Wright was aboard the research vessel Gravina. Part of the project was to use the Gravina to repeat an earlier marbled murrelet survey in the bay. To compare results accurately, the exact same methods were used.
“We were replicating counts of murrelets that were done in 1993,” Wright said. “We had all the original points from the ’93 survey. The best part is the guy who did the original count was with us for this anniversary count, John Lindell. We went up almost every inlet, criss-crossed Glacier Bay, and went up the arms.”
The researchers also used a second boat and repeated the entire survey three times. In addition, there were land-based crews at camps in Wachussettes Inlet, Reid Inlet and Blue Mouse Cove. These areas are north of the great concentrations of marbled murrelets in Sitakaday Narrows and researchers in camps focused on observing Kittlitz’s murrelets.
Clayton Hawkes worked with the crew in the field camp at Blue Mouse Cove and spent much of his time glued to a spotting scope.
“We did flyway counts across the west arm and focal point counts in Hugh Miller and Skidmore Inlets, he said. “Using a great big spotting scope, we basically count every murrelet as they fly across, up and down the inlet, for a 15 minute period every half hour.” Unlike the thousands per hour counted in the “murrelet triangle,” Hawkes said the numbers were pretty low in the area he worked, and might involve seeing 20 to 30 birds in a 15 minute period.
“You need to be able to identify murrelets from other birds – the murrelets are like bullets, they have that look, and their flight is very distinctive.”
The powerful spotting scope allows the murrelet watchers to see birds hundreds of yards out and even further in good conditions. In an unusual turn of events for Southeast Alaska, for a few days the sun was so bright it impeded viewing. “There was a lot of shimmer on the water, and these birds fly close to the water,” Hawkes said.
Observers also did focal point counts, where they surveyed all birds on the water in a specific area once an hour.

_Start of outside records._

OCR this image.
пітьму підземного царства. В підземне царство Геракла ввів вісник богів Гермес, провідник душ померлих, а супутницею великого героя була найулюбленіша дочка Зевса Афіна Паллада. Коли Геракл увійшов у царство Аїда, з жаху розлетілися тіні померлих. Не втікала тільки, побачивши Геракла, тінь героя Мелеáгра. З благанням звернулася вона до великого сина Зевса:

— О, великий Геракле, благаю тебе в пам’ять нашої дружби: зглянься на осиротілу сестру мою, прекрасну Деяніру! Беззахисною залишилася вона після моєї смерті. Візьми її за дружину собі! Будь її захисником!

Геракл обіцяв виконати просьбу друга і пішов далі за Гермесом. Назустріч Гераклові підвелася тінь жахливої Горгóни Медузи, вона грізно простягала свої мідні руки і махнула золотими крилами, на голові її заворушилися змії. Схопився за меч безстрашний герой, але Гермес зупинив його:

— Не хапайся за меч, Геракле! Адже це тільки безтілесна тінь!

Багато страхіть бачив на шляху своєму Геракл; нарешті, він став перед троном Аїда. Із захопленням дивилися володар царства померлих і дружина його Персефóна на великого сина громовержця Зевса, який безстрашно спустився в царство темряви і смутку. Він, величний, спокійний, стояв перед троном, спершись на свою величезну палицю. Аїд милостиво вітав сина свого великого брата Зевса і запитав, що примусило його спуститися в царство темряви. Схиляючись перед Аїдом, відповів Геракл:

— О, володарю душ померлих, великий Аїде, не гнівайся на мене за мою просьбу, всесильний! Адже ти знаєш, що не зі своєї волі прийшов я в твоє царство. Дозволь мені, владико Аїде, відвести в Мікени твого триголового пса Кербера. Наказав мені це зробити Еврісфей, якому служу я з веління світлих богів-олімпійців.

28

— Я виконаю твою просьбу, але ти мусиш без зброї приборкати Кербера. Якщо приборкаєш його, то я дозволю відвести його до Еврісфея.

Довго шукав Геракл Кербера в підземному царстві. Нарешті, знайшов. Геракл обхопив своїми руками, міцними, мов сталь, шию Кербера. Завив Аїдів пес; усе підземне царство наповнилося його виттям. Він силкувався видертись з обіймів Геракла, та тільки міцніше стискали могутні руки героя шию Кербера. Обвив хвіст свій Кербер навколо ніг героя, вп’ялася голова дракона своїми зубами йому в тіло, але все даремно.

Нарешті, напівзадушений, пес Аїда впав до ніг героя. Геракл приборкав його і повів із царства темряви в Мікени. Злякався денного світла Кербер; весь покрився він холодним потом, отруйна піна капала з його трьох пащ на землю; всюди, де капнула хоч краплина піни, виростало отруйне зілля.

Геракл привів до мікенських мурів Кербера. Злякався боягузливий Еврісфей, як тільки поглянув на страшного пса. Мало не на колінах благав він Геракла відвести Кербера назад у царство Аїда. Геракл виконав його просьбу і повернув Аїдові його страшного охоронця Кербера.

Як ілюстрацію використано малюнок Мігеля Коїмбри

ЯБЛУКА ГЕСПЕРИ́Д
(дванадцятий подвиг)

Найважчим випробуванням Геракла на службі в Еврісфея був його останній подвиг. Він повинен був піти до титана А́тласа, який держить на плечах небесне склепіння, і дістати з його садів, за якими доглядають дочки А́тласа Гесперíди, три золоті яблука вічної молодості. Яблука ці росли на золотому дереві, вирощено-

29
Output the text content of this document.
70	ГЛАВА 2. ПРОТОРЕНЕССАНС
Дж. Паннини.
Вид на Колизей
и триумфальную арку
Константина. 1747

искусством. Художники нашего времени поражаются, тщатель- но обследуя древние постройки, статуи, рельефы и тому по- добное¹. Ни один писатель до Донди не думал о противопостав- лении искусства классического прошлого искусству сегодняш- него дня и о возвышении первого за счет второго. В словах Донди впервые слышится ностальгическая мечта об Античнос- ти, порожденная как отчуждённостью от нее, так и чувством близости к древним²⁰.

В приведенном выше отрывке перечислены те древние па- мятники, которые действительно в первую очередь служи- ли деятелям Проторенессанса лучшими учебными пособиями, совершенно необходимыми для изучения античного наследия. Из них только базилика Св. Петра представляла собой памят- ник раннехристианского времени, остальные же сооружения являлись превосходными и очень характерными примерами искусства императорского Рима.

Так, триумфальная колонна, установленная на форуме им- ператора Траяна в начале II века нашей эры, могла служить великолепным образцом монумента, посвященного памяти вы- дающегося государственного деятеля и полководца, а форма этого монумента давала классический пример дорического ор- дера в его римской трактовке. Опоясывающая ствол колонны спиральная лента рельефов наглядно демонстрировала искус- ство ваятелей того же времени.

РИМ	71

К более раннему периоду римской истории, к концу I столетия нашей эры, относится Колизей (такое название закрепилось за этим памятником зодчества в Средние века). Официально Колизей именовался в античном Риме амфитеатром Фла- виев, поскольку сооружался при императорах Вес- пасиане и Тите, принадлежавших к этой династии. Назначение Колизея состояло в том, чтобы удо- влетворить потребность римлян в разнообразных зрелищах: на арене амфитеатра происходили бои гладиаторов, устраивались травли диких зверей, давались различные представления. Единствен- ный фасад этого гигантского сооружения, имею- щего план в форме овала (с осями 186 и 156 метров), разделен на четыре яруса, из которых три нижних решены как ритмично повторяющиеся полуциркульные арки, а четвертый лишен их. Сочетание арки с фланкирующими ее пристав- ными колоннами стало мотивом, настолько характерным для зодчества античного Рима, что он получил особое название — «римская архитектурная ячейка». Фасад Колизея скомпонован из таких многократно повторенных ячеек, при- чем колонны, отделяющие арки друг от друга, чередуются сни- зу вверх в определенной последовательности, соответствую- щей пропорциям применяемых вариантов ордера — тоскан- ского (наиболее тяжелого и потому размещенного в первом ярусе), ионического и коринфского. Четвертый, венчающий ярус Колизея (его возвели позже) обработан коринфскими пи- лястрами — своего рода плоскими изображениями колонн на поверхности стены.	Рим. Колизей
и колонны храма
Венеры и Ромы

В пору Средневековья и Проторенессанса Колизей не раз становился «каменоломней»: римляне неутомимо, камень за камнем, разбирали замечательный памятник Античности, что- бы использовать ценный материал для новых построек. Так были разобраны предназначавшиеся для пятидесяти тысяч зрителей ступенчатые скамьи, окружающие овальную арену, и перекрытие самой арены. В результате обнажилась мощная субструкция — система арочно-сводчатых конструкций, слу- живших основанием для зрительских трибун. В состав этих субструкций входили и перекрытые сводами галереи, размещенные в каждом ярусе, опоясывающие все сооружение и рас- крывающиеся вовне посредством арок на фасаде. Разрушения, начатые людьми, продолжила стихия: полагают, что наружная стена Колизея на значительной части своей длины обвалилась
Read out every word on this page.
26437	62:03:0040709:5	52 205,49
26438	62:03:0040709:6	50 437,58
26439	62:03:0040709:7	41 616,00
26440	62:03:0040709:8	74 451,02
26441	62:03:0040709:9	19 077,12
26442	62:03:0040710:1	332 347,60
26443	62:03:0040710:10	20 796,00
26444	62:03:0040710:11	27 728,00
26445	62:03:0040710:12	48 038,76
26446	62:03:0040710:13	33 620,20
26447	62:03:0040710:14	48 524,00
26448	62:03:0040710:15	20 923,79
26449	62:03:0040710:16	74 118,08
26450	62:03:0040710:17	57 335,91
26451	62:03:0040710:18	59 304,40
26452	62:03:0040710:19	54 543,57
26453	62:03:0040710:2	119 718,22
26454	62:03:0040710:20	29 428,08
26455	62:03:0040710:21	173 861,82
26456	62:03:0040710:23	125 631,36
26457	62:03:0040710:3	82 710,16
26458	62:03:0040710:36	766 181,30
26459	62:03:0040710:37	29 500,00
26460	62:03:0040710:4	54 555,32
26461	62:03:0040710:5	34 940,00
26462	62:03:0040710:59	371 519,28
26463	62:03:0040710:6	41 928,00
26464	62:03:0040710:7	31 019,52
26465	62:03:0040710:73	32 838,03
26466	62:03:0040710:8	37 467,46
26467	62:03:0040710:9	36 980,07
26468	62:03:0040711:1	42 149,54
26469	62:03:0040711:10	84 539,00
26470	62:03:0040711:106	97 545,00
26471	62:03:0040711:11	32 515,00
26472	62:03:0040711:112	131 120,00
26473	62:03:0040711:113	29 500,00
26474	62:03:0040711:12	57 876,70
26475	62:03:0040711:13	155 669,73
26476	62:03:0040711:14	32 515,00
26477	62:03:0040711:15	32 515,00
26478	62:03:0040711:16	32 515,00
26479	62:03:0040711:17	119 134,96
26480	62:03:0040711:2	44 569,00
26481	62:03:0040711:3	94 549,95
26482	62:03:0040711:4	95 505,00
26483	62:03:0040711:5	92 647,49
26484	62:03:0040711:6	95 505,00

They also observed foraging behaviors, looking at how long birds spent underwater, how long they spent at the surface after diving, and if they came up with a fish.
Fish and Game biologist Karen Blejwas ran the camp at Reid Inlet. “We saw tons of birds, including oystercatchers, and terns with chicks. And a very well behaved brown bear in the sedge meadows,” she said. “Most of the time the murrelets were far out, and they really shifted their patterns, Some days there were none, other days there were hundreds. We didn’t see as many birds foraging as we thought we would. But on a number of days, especially in the evenings, we’d see lot of birds holding fish - sometimes whole rafts of them resting in the water with fish.”
Those resting birds with fish are waiting for dusk, when they fly back to their nests and feed their young.
Kirchhoff said Glacier Bay offers a unique opportunity to study murrelets, and to put what is learned into a larger ecological context.
“There’s been so much good research in Glacier Bay,” Kirchhoff said. “Much is known about the patterns of animal distribution, plant succession, the phytoplankton and zooplankton. Oceanographers, glaciologists, whale biologists and fish biologists have all contributed.”
Kirchhoff has reviewed the data gathered and is preparing it for publication. The work should offer some insights into the current state of murrelets in Glacier Bay and their behavior.